Granted, depending on the protocol used/design of your SAN it may not
matter much, as things like SCSI, ATA over Ethernet, etc. ought to be
OS-agnostic, but still I'm curious, and sort of trying to understand
where you're going with this.

Also --and I apologize if this is too trivial-- if I were asked to
implement a SAN, I would first of all try to be specific and see what
protocol would be required, or, if I were able/expected to build a new
SAN from scratch and choose a protocol/decide how to implement it
myself, then I'd try to figure out what makes the short list, and in
this case, if any of those programs/drivers are available for, or can
be ported to OpenBSD. I'd e.g. look at this list:
http://en.wikipedia.org/wiki/Storage_area_network#Network_types
and google for those technologies in the misc archives (haven't done
this, but I'm not the one gunning for a SAN).
So precisely what SAN technologies/software/hardware are you trying to
use with OpenBSD?

For what it's worth, the opposite --accessing an existing SAN from
OpenBSD-- seems to have been discussed in the past:
http://marc.info/?t=12351424634r=1w=2

regards,
--ropers




Re: OpenBSD as a storage SAN

2009-06-03 Thread Janne Johansson

Lars Nooden wrote:

OpenAFS is part of the base distro.


No.
The base includes arla, an AFS client.



Re: OpenBSD as a storage SAN

2009-06-03 Thread Lars Nooden
Chris Kuethe wrote:
 the arla afs *client* is,

That's the part I have most contact with.

 http://www.openbsd.org/cgi-bin/man.cgi?query=afsd
 http://www.openbsd.org/cgi-bin/man.cgi?query=afsd.conf

 ... but the afs server (milko) isn't. openafs is in ports.

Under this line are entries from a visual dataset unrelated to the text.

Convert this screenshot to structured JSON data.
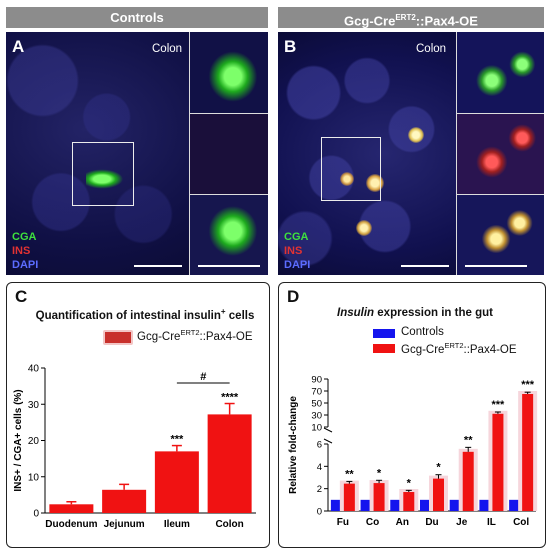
{
  "top": {
    "left_header": "Controls",
    "right_header": "Gcg-Cre",
    "right_header_sup": "ERT2",
    "right_header_suffix": "::Pax4-OE",
    "panel_a": {
      "letter": "A",
      "region": "Colon"
    },
    "panel_b": {
      "letter": "B",
      "region": "Colon"
    },
    "stain_legend": [
      "CGA",
      "INS",
      "DAPI"
    ],
    "stain_colors": [
      "#3ee03e",
      "#e23232",
      "#5b6cff"
    ]
  },
  "chart_data": [
    {
      "letter": "C",
      "type": "bar",
      "title": "Quantification of intestinal insulin",
      "title_sup": "+",
      "title_suffix": " cells",
      "legend": {
        "label": "Gcg-Cre",
        "sup": "ERT2",
        "suffix": "::Pax4-OE"
      },
      "categories": [
        "Duodenum",
        "Jejunum",
        "Ileum",
        "Colon"
      ],
      "values": [
        2.4,
        6.4,
        17.0,
        27.2
      ],
      "errors": [
        0.7,
        1.5,
        1.6,
        3.0
      ],
      "significance": [
        "",
        "",
        "***",
        "****"
      ],
      "bracket_label": "#",
      "ylabel": "INS+ / CGA+ cells (%)",
      "yticks": [
        0,
        10,
        20,
        30,
        40
      ],
      "ylim": [
        0,
        40
      ],
      "bar_color": "#f01212"
    },
    {
      "letter": "D",
      "type": "bar",
      "title": "Insulin",
      "title_suffix": " expression in the gut",
      "legend": [
        {
          "label": "Controls",
          "color": "#1414ee"
        },
        {
          "label": "Gcg-Cre",
          "sup": "ERT2",
          "suffix": "::Pax4-OE",
          "color": "#f01212"
        }
      ],
      "categories": [
        "Fu",
        "Co",
        "An",
        "Du",
        "Je",
        "IL",
        "Col"
      ],
      "series": [
        {
          "name": "Controls",
          "values": [
            1,
            1,
            1,
            1,
            1,
            1,
            1
          ]
        },
        {
          "name": "Gcg-CreERT2::Pax4-OE",
          "values": [
            2.45,
            2.5,
            1.7,
            2.9,
            5.3,
            32,
            65
          ],
          "errors": [
            0.2,
            0.25,
            0.15,
            0.35,
            0.4,
            3,
            3
          ]
        }
      ],
      "significance": [
        "**",
        "*",
        "*",
        "*",
        "**",
        "***",
        "***"
      ],
      "ylabel": "Relative fold-change",
      "yticks_lower": [
        0,
        2,
        4,
        6
      ],
      "yticks_upper": [
        10,
        30,
        50,
        70,
        90
      ],
      "axis_break": [
        6,
        10
      ]
    }
  ]
}
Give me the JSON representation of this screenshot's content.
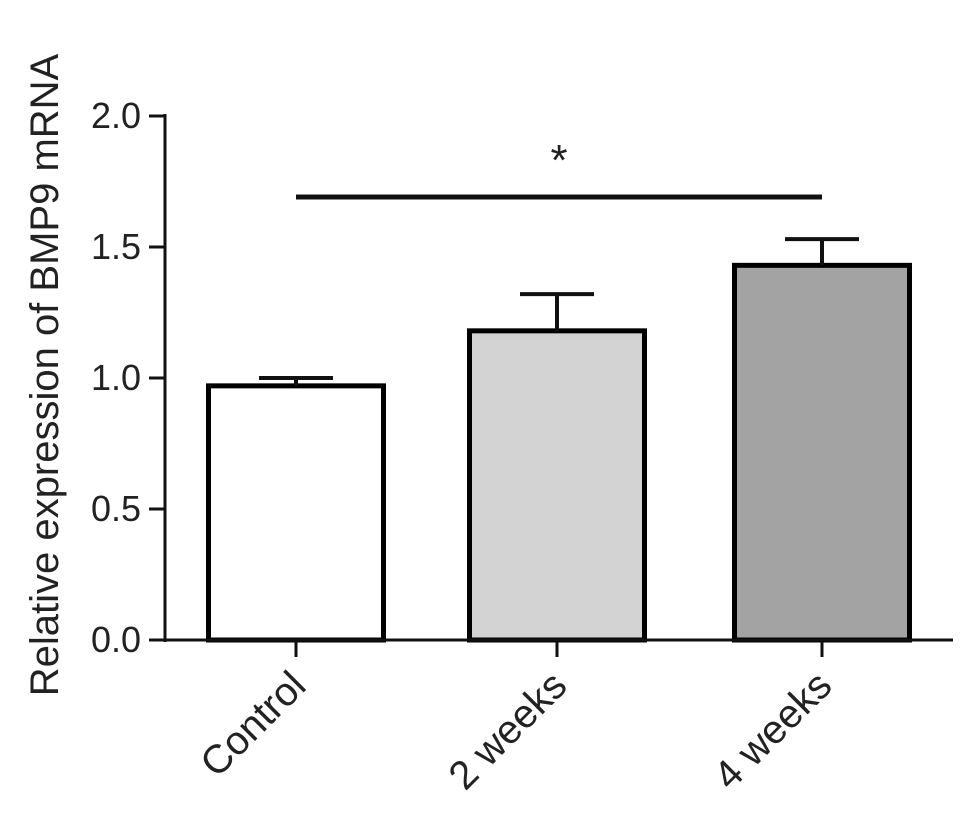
{
  "chart_data": {
    "type": "bar",
    "title": "",
    "xlabel": "",
    "ylabel": "Relative expression of BMP9 mRNA",
    "ylim": [
      0,
      2.0
    ],
    "yticks": [
      0.0,
      0.5,
      1.0,
      1.5,
      2.0
    ],
    "ytick_labels": [
      "0.0",
      "0.5",
      "1.0",
      "1.5",
      "2.0"
    ],
    "categories": [
      "Control",
      "2 weeks",
      "4 weeks"
    ],
    "values": [
      0.97,
      1.18,
      1.43
    ],
    "errors": [
      0.03,
      0.14,
      0.1
    ],
    "bar_colors": [
      "#ffffff",
      "#d3d3d3",
      "#a3a3a3"
    ],
    "bar_edge_color": "#000000",
    "significance": [
      {
        "from": "Control",
        "to": "4 weeks",
        "label": "*"
      }
    ],
    "grid": false,
    "legend": "none"
  }
}
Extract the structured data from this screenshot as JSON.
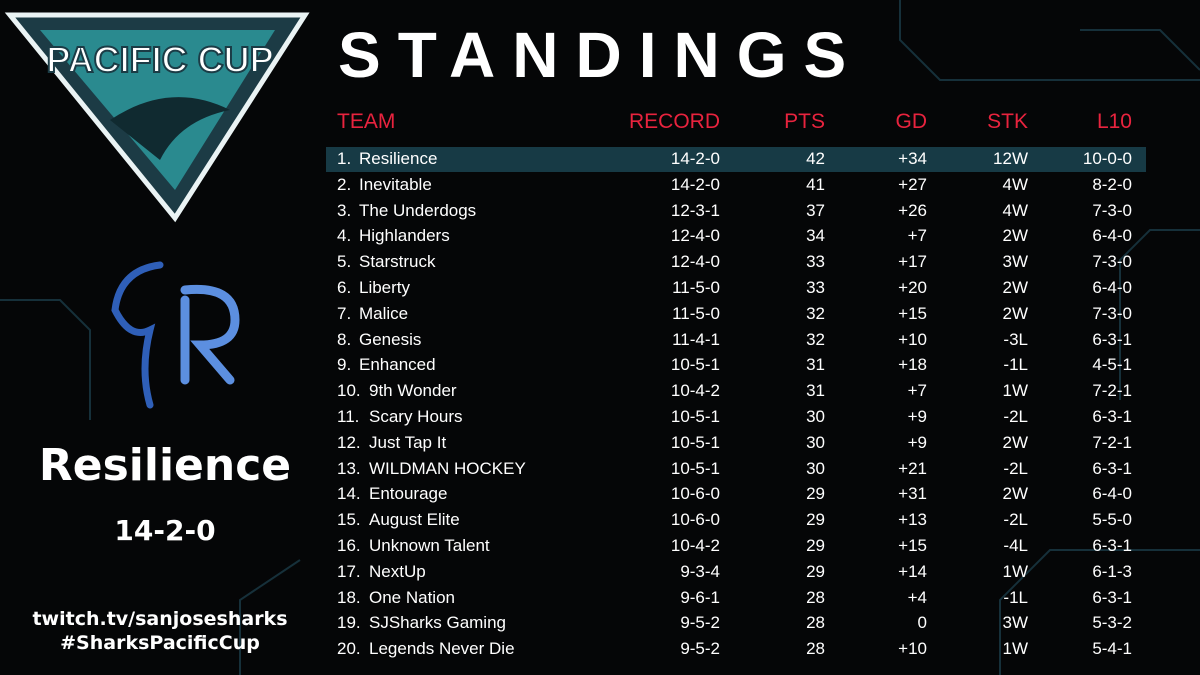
{
  "logo": {
    "text": "PACIFIC CUP"
  },
  "title": "STANDINGS",
  "featured": {
    "team": "Resilience",
    "record": "14-2-0"
  },
  "links": [
    "twitch.tv/sanjosesharks",
    "#SharksPacificCup"
  ],
  "table": {
    "header": [
      "TEAM",
      "RECORD",
      "PTS",
      "GD",
      "STK",
      "L10"
    ],
    "rows": [
      [
        "1.",
        "Resilience",
        "14-2-0",
        "42",
        "+34",
        "12W",
        "10-0-0"
      ],
      [
        "2.",
        "Inevitable",
        "14-2-0",
        "41",
        "+27",
        "4W",
        "8-2-0"
      ],
      [
        "3.",
        "The Underdogs",
        "12-3-1",
        "37",
        "+26",
        "4W",
        "7-3-0"
      ],
      [
        "4.",
        "Highlanders",
        "12-4-0",
        "34",
        "+7",
        "2W",
        "6-4-0"
      ],
      [
        "5.",
        "Starstruck",
        "12-4-0",
        "33",
        "+17",
        "3W",
        "7-3-0"
      ],
      [
        "6.",
        "Liberty",
        "11-5-0",
        "33",
        "+20",
        "2W",
        "6-4-0"
      ],
      [
        "7.",
        "Malice",
        "11-5-0",
        "32",
        "+15",
        "2W",
        "7-3-0"
      ],
      [
        "8.",
        "Genesis",
        "11-4-1",
        "32",
        "+10",
        "-3L",
        "6-3-1"
      ],
      [
        "9.",
        "Enhanced",
        "10-5-1",
        "31",
        "+18",
        "-1L",
        "4-5-1"
      ],
      [
        "10.",
        "9th Wonder",
        "10-4-2",
        "31",
        "+7",
        "1W",
        "7-2-1"
      ],
      [
        "11.",
        "Scary Hours",
        "10-5-1",
        "30",
        "+9",
        "-2L",
        "6-3-1"
      ],
      [
        "12.",
        "Just Tap It",
        "10-5-1",
        "30",
        "+9",
        "2W",
        "7-2-1"
      ],
      [
        "13.",
        "WILDMAN HOCKEY",
        "10-5-1",
        "30",
        "+21",
        "-2L",
        "6-3-1"
      ],
      [
        "14.",
        "Entourage",
        "10-6-0",
        "29",
        "+31",
        "2W",
        "6-4-0"
      ],
      [
        "15.",
        "August Elite",
        "10-6-0",
        "29",
        "+13",
        "-2L",
        "5-5-0"
      ],
      [
        "16.",
        "Unknown Talent",
        "10-4-2",
        "29",
        "+15",
        "-4L",
        "6-3-1"
      ],
      [
        "17.",
        "NextUp",
        "9-3-4",
        "29",
        "+14",
        "1W",
        "6-1-3"
      ],
      [
        "18.",
        "One Nation",
        "9-6-1",
        "28",
        "+4",
        "-1L",
        "6-3-1"
      ],
      [
        "19.",
        "SJSharks Gaming",
        "9-5-2",
        "28",
        "0",
        "3W",
        "5-3-2"
      ],
      [
        "20.",
        "Legends Never Die",
        "9-5-2",
        "28",
        "+10",
        "1W",
        "5-4-1"
      ]
    ]
  }
}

Thanks.  I stand half-corrected. ;)

http://www.openbsd.org/4.5_packages/i386/openafs-1.4.7p5.tgz-long.html

Regards,
-Lars



Re: OpenBSD as a storage SAN

2009-06-03 Thread Anathae Townsend
 -Original Message-
 From: owner-m...@openbsd.org [mailto:owner-m...@openbsd.org] On Behalf
 Of Friedrich Locke
 Sent: Wednesday, June 03, 2009 6:11 AM
 To: misc@openbsd.org
 Subject: OpenBSD as a storage SAN
 
 Dear gentleman/madam,
 
 i would like to use openbsd in order to build a SAN solution, i.e.,
 one that provides block access to the box's disks.
 I want to build a SAN, not a NAS. Is it possible?
 
 Thank in advance.

Currently, there are no iSCSI implimentations in ports, AFAIK.  Marco is 
working on softraid (which, personally I like to call softscsi) and 
has some initial work done on iSCSI and AoE (ATA over Ethernet), but
neither is very ready for primetime.